17.12.2018 | Von Die Stiftung

Hilde-Ulrichs-Stiftung: Frauenteam übernimmt die Führung

Ein neuer Vorstand führt das Tagesgeschäft der Hilde-Ulrichs-Stiftung für Parkinsonforschung. Den Vorsitz übernimmt Stephanie Heinze, die selbst an Morbus Parkinson erkrankt ist. Jürgen Weber und Wolfgang Bornemann scheiden krankheitsbedingt aus der Stiftung aus.

Hilde-Ulrichs-Stiftung
Der neue Vorstand setzt sich zusammen aus Janine Schnabel, Stephanie Heinze und Susanne Zinecker (v.l.n.r.). Foto: Hilde-Ulrichs-Stiftung

Die Hilde-Ulrichs-Stiftung für Parkinsonforschung hat sich personell verstärkt: Das Tagesgeschäft wird ab sofort von einem dreiköpfigen Vorstandsteam geleitet, das beratend von einem Kuratorium unterstützt wird. Alle Personen sind auch weiterhin ehrenamtlich tätig. Den Vorsitz wird die langjährige Geschäftsführerin der Stiftung, Stephanie Heinze, übernehmen, die selbst an Morbus Parkinson erkrankt ist. Sie wird unterstützt von Janine Schnabel, die bereits seit mehreren Jahren für die Stiftung im Beirat tätig ist und von Susanne Zinecker. Jürgen Weber und Wolfgang Bornemann, die im Vorstand und Beirat der Stiftung tätig waren, scheiden krankheitsbedingt Ende des Jahres aus.

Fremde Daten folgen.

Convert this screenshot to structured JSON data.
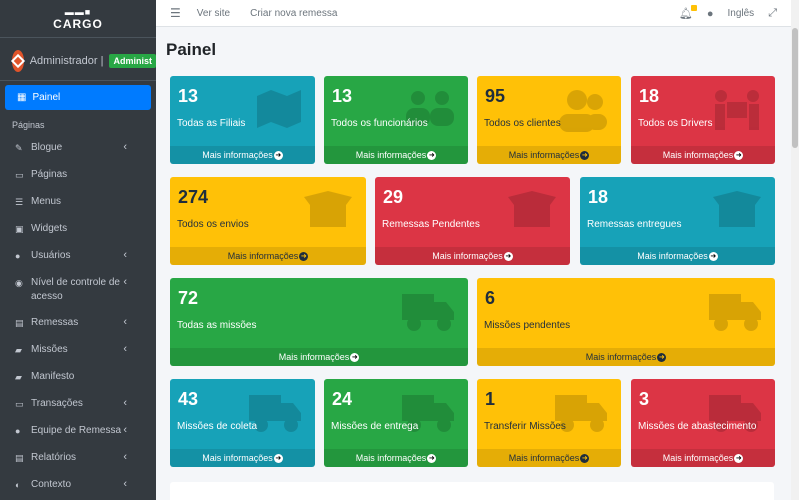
{
  "brand": {
    "name": "CARGO"
  },
  "user": {
    "name": "Administrador |",
    "badge": "Administ"
  },
  "topbar": {
    "visit_site": "Ver site",
    "new_shipment": "Criar nova remessa",
    "language": "Inglês"
  },
  "sidebar": {
    "active": "Painel",
    "section": "Páginas",
    "items": [
      {
        "label": "Blogue",
        "chev": "‹"
      },
      {
        "label": "Páginas",
        "chev": ""
      },
      {
        "label": "Menus",
        "chev": ""
      },
      {
        "label": "Widgets",
        "chev": ""
      },
      {
        "label": "Usuários",
        "chev": "‹"
      },
      {
        "label": "Nível de controle de acesso",
        "chev": "‹"
      },
      {
        "label": "Remessas",
        "chev": "‹"
      },
      {
        "label": "Missões",
        "chev": "‹"
      },
      {
        "label": "Manifesto",
        "chev": ""
      },
      {
        "label": "Transações",
        "chev": "‹"
      },
      {
        "label": "Equipe de Remessa",
        "chev": "‹"
      },
      {
        "label": "Relatórios",
        "chev": "‹"
      },
      {
        "label": "Contexto",
        "chev": "‹"
      }
    ]
  },
  "page": {
    "title": "Painel",
    "more_info": "Mais informações"
  },
  "boxes": [
    {
      "num": "13",
      "label": "Todas as Filiais",
      "color": "#17a2b8"
    },
    {
      "num": "13",
      "label": "Todos os funcionários",
      "color": "#28a745"
    },
    {
      "num": "95",
      "label": "Todos os clientes",
      "color": "#ffc107"
    },
    {
      "num": "18",
      "label": "Todos os Drivers",
      "color": "#dc3545"
    },
    {
      "num": "274",
      "label": "Todos os envios",
      "color": "#ffc107"
    },
    {
      "num": "29",
      "label": "Remessas Pendentes",
      "color": "#dc3545"
    },
    {
      "num": "18",
      "label": "Remessas entregues",
      "color": "#17a2b8"
    },
    {
      "num": "72",
      "label": "Todas as missões",
      "color": "#28a745"
    },
    {
      "num": "6",
      "label": "Missões pendentes",
      "color": "#ffc107"
    },
    {
      "num": "43",
      "label": "Missões de coleta",
      "color": "#17a2b8"
    },
    {
      "num": "24",
      "label": "Missões de entrega",
      "color": "#28a745"
    },
    {
      "num": "1",
      "label": "Transferir Missões",
      "color": "#ffc107"
    },
    {
      "num": "3",
      "label": "Missões de abastecimento",
      "color": "#dc3545"
    }
  ]
}
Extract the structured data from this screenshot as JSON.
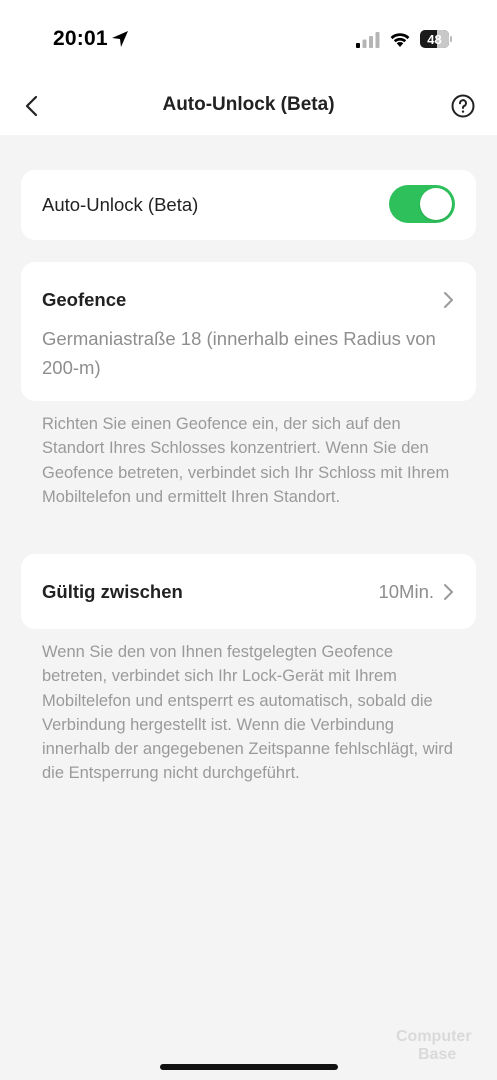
{
  "status_bar": {
    "time": "20:01",
    "battery": "48",
    "icons": [
      "location-arrow-icon",
      "cellular-signal-icon",
      "wifi-icon",
      "battery-icon"
    ]
  },
  "nav": {
    "title": "Auto-Unlock (Beta)",
    "back_icon": "chevron-left-icon",
    "help_icon": "question-circle-icon"
  },
  "auto_unlock": {
    "label": "Auto-Unlock (Beta)",
    "enabled": true,
    "toggle_color": "#2ec15b"
  },
  "geofence": {
    "title": "Geofence",
    "address": "Germaniastraße 18 (innerhalb eines Radius von 200-m)",
    "description": "Richten Sie einen Geofence ein, der sich auf den Standort Ihres Schlosses konzentriert. Wenn Sie den Geofence betreten, verbindet sich Ihr Schloss mit Ihrem Mobiltelefon und ermittelt Ihren Standort."
  },
  "valid_between": {
    "title": "Gültig zwischen",
    "value": "10Min.",
    "description": "Wenn Sie den von Ihnen festgelegten Geofence betreten, verbindet sich Ihr Lock-Gerät mit Ihrem Mobiltelefon und entsperrt es automatisch, sobald die Verbindung hergestellt ist. Wenn die Verbindung innerhalb der angegebenen Zeitspanne fehlschlägt, wird die Entsperrung nicht durchgeführt."
  },
  "watermark": {
    "line1": "Computer",
    "line2": "Base"
  }
}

Fokus nichtmedikamentöse Behandlung

Die Hilde-Ulrichs-Stiftung setzt sich für die Belange von Menschen mit Morbus Parkinson ein. „Nur Erkrankte, die in der Stiftung mitarbeiten, wissen, was für Parkinsonkranke hilfreich ist, sie sind aber gleichzeitig nicht so belastbar wie Nichterkrankte. Daher freue ich mich, dass es uns gelungen ist, weitere Experten für das Kuratorium zu gewinnen“, so Stephanie Heinze. Der neuen Vorständin ist es wichtig, zu vermitteln, dass Bewegung, Aktivität und kreative Therapien den Verlauf der Erkrankung positiv beeinflussen können. Morbus Parkinson ist keine reine Alterskrankheit: Rund 350.000 Menschen in Deutschland sind an Morbus Parkinson erkrankt. Zehn Prozent der Erkrankten sind bei der Diagnose unter 40 Jahre alt.

Die Hilde-Ulrichs-Stiftung für Parkinsonforschung bietet eine Anlaufstelle für Patienten mit Morbus Parkinson. Diese erhalten dort eine unabhängige Beratung sowie Informationen zum Umgang mit der Krankheit. Die Stiftung ist die erste private Stiftung in Deutschland, welche die Erforschung nichtmedikamentöser Behandlungsmethoden bei Morbus Parkinson fördert. Unter anderem vergibt die Stiftung alle zwei Jahre einen mit 10.000 Euro dotierten Forschungspreis.